Unreife Software-Organisationen haben die Chance mit dem Prozessreifegradmodell CMMI auf auf eine höhere Entwicklungsstufe zu gelangen. Durch ein Assessment der Prozesse kann eine klare und neutrale Nullmessung der Ist-Situation geschaffen werden, die als Ausgangspunkt für ein Verbesserungsprogramm dient.

Artikel erschienen in Swiss IT Magazine 2005/08

     

Die Qualität der Softwareentwicklung (SE) wurde durch eine entsprechende Prüfinstanz gegen Ende eines Projektes festgestellt – die so genannte Qualitätskontrolle. Verbesserungen erreichte man durch strengere Testanforderungen. Aber das unstrukturierte Vorgehen verhinderte den sinnvollen Einsatz neuer Methoden und Werkzeuge, um die Produktivität und letztendlich auch die Qualität zu steigern. Erfolgreiche Projekte waren Einzelerscheinungen und auf eingeschworene Teams beschränkt. Anfang der 80er erkannte man die Bedeutung von Prozessen für die Qualität eines Produktes. Qualität wurde nun nicht mehr am Ende eines SE-Projektes in das Produkt «hineingetestet», sondern sollte bereits sehr früh in der Softwareentwicklung berücksichtigt werden. Fehler sollten gar nicht erst entstehen. Dafür wurden projektbegleitende, qualitätssichernde Maßnahmen definiert, um die Fehlerrate während der kompletten Projektlaufzeit niedrig zu halten. Eine zunehmende Prozessorientierung führte zu mehr Konstanz in der Produktion qualitativ hochwertiger Produkte, nicht zuletzt durch das Lernen aus Fehlern, die in vergangenen Projekten gemacht wurden.
Der letzte Schritt war jener der Ausrichtung des Unternehmens nach Prozessen und Qualität. Damit war der Fokus der Prozessverbesserung klar: bessere Prozesse waren die Grundlage für bessere Produkte und zufriedenere Kunden.





Process Areas by Maturity Level

Reifegrademodelle

Um die Richtung einer Prozessverbesserung besser entscheiden zu können, muss ein Unternehmen seine Schwächen kennen, die über die Bestimmung des jeweiligen Reifegrades eruiert werden können.

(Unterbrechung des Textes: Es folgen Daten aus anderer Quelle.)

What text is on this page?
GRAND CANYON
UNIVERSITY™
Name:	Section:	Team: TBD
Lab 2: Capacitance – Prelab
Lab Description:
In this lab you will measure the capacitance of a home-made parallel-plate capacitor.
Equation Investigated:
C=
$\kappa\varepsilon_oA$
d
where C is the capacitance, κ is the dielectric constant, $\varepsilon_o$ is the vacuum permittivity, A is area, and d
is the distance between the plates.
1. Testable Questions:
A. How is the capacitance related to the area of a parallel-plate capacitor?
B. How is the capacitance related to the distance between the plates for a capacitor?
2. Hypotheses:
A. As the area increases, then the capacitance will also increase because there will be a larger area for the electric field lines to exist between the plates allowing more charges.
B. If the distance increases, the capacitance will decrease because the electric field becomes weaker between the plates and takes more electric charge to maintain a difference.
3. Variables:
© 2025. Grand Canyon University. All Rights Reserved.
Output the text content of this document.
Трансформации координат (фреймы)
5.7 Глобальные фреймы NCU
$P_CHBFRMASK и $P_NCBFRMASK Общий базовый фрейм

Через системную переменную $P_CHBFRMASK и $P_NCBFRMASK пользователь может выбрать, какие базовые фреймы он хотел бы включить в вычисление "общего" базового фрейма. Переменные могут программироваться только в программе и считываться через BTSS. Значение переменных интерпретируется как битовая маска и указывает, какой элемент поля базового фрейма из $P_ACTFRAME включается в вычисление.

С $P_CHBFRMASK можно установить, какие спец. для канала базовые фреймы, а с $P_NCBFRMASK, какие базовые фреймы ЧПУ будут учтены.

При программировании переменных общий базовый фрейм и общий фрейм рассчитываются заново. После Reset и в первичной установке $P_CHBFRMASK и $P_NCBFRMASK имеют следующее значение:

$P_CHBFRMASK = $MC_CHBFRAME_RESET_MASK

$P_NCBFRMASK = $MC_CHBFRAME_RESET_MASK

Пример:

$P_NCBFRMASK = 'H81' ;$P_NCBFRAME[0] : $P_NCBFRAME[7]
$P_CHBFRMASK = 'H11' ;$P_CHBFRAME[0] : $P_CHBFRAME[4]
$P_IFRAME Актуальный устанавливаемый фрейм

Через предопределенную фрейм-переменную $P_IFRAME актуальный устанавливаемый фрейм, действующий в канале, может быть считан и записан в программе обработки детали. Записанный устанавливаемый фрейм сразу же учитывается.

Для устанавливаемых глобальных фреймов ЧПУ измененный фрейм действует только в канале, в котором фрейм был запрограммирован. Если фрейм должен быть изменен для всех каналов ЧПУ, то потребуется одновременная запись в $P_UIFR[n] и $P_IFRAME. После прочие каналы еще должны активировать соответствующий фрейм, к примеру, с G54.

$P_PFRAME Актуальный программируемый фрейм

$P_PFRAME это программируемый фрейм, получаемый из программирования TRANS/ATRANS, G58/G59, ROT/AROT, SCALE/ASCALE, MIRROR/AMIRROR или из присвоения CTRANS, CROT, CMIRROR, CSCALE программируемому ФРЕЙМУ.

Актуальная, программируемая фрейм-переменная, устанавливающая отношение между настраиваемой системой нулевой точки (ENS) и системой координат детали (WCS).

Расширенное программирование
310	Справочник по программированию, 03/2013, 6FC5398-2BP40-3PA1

Das Reifegradmodell CMMI (= «Capability Maturity Model Integrated for Systems Engineering, Software Engineering, Integrated Product and Process Development, and Supplier Sourcing») bietet das Rahmenwerk für die Evaluierung von SE-Prozessen und ist auf eine kontinuierliche Verbesserung der SE in all seinen Facetten ausgerichtet.
Man unterscheidet fünf Reifegrade (siehe Abb. 1), die evolutionär aufeinander aufbauen. Jeder dieser Level ist ein Baustein für die kontinuierliche Verbesserung, bildet jeweils eine wichtige Komponente des SE-Prozesses und steigert die allgemeine Prozessreife und Kompetenz der Software-Organisation.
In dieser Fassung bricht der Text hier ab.